Le taux de tests positifs qui ont été suivis d’une coloscopie est de 78 % pour 2002 et 2003. Sur les 11 578 coloscopies réalisées pendant les trois ans de l’étude, 96 % l’ont été de façon complète ( cæcum atteint) avec un taux moyen de complications graves nécessitant une hospitalisation de 0,5 ‰ (de 0 à 4,15 ‰). Compte tenu de la référence internationale estimée à moins de 1 ‰, le résultat est plutôt satisfaisant, d’autant plus que les 4,15 ‰ ne concernent qu’un département qui vient de commencer le dépistage et portent sur un nombre d’actes réduit. Le taux moyen de coloscopies sans polypes ni cancer est de 54 %, avec 2 départements qui n’ont enregistré aucun cancer (le Calvados et la Moselle) et trois autres, moins de 10 cancers. La moyenne des taux de cancer pour 1 000 personnes dépistées est de 1,4 %, alors que, selon la littérature, il devrait se situer en début de programme entre 1 ‰ et 2 ‰. Le taux d’adénomes dépistés est en moyenne de 2,9 ‰. La valeur prédictive positive (VPP) qui mesure la capacité du test à détecter les personnes ayant des lésions est de 31 % pour un adénome, ce qui est en conformité avec les références internationales qui le situent entre 30 et 40 %. La VPP pour un adénome de plus d’un centimètre est de 22,5 % et de 9,3 % pour un cancer.
Difficultés logistiques.
Les résultats qui devront être consolidés dans le temps, notamment en ce qui concerne la participation, ne remettent pas en cause la poursuite du programme. Cependant, une enquête par entretiens téléphoniques, réalisée auprès des 22 médecins coordinateurs entre avril et juin 2005, fait apparaître des difficultés d’organisation et de logistique qui devront être corrigées. «Bien que les départements aient été sélectionnés en 2002, le démarrage effectif des programmes s’est étalé sur 2003 et 2004», signalent les auteurs. Si sept départements ont démarré moins d’un an après l’accord national, six ont dû attendre entre treize et dix-sept mois et huit ont démarré plus de dix-huit mois après. Les raisons sont multiples : attente de budget – dans la majorité des cas, les structures ont démarré, sans attendre les budgets de l’assurance-maladie qui ont été mis à la disposition des départements dans des délais compris entre moins de trois mois à plus d’un an ; choix des fournisseurs ; développement des outils nécessaires – fichiers des personnes âgées de 50 à 74 ans incomplets ou envoyés tardivement, avec nécessité d’un contrôle pour éviter les doublons, la sollicitation de personnes décédées ou qui ont déménagé.
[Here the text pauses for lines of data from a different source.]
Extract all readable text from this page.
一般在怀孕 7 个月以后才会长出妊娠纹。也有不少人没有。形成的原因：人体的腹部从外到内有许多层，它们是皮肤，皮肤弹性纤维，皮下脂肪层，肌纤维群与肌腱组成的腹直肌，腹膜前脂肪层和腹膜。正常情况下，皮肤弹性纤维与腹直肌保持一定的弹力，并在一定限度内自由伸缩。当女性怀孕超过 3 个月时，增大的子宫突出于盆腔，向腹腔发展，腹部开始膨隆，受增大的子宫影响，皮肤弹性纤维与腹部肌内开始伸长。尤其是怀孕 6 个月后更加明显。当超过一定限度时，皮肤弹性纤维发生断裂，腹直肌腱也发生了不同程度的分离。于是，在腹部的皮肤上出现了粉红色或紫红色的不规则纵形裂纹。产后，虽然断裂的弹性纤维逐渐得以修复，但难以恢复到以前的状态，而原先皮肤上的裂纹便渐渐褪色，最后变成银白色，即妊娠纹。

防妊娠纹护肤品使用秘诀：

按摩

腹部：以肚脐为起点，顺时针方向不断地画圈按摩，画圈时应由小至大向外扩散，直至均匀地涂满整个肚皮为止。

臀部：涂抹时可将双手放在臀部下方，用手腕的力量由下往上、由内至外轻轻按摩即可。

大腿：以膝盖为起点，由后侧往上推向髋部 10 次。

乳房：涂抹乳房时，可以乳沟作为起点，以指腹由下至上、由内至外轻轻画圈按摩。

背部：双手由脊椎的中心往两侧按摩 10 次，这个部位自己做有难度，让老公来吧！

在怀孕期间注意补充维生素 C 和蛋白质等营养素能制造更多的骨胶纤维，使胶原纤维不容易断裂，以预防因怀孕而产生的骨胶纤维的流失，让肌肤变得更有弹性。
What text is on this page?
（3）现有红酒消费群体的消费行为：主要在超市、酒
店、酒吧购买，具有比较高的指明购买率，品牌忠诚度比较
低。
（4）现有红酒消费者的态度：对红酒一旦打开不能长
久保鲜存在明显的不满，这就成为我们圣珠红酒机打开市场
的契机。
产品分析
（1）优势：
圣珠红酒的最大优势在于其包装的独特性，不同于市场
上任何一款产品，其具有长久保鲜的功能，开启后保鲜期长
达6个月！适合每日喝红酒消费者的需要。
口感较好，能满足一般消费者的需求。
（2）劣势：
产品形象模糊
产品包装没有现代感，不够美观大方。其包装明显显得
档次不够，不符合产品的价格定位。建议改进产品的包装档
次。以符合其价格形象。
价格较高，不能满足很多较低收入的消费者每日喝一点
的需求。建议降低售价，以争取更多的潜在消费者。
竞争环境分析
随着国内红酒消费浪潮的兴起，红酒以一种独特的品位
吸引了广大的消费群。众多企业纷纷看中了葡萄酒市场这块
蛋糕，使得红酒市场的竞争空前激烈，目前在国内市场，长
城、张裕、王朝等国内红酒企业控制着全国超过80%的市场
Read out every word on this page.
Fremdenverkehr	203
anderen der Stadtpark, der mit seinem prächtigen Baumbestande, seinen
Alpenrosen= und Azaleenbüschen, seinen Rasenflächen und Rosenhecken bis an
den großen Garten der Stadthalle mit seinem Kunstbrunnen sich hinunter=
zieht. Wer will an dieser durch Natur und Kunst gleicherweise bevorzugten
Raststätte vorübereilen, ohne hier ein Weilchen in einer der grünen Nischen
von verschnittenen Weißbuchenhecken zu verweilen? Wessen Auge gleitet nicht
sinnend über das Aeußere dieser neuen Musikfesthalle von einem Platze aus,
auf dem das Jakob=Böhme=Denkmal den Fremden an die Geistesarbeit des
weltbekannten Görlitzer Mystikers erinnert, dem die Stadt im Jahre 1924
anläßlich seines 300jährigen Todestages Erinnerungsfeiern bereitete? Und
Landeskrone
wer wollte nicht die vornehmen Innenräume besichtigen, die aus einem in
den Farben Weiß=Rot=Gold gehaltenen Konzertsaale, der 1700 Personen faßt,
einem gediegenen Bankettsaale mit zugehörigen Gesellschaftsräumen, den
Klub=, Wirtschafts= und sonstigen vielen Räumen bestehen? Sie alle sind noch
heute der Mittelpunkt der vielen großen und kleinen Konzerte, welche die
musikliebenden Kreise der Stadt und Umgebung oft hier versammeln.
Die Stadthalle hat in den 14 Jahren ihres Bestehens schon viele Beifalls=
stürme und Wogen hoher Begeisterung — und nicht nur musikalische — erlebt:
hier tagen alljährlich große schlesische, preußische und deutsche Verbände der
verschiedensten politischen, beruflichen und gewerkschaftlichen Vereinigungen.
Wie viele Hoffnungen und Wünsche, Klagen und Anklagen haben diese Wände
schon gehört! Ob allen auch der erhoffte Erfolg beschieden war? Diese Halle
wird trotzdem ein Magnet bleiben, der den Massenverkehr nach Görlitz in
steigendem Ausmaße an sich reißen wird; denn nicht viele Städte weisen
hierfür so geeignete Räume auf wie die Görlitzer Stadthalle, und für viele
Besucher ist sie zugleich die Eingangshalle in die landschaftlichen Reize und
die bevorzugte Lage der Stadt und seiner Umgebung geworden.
En ce qui concerne l’implication des médecins généralistes, la rémunération forfaitaire par paliers de tests réalisés qu’ils perçoivent «n’est pas considérée comme un moteur indispensable à leur participation, mais comme symbolique et comme une reconnaissance de leur travail», précisent les auteurs . Quelque 19 000 d’entre eux devraient être sollicités dans les départements pilotes. Cependant, une sensibilisation des autres professionnels de santé (médecins du travail, pharmaciens, gynécologues et anatomopathologistes) apparaît essentielle pour une meilleure participation de la population. De même, les auteurs soulignent le rôle des associations et celui des médias. «Le relais dans la presse locale n’est pas toujours suffisant et systématique. Il est absent dans un département sur trois», notent-ils.
Enfin, ils suggèrent que le programme s’appuie sur le dépistage organisé du cancer du sein : «La mutualisation des moyens de gestion est un avantage tant au niveau du partage des locaux, du personnel, que de l’expérience.»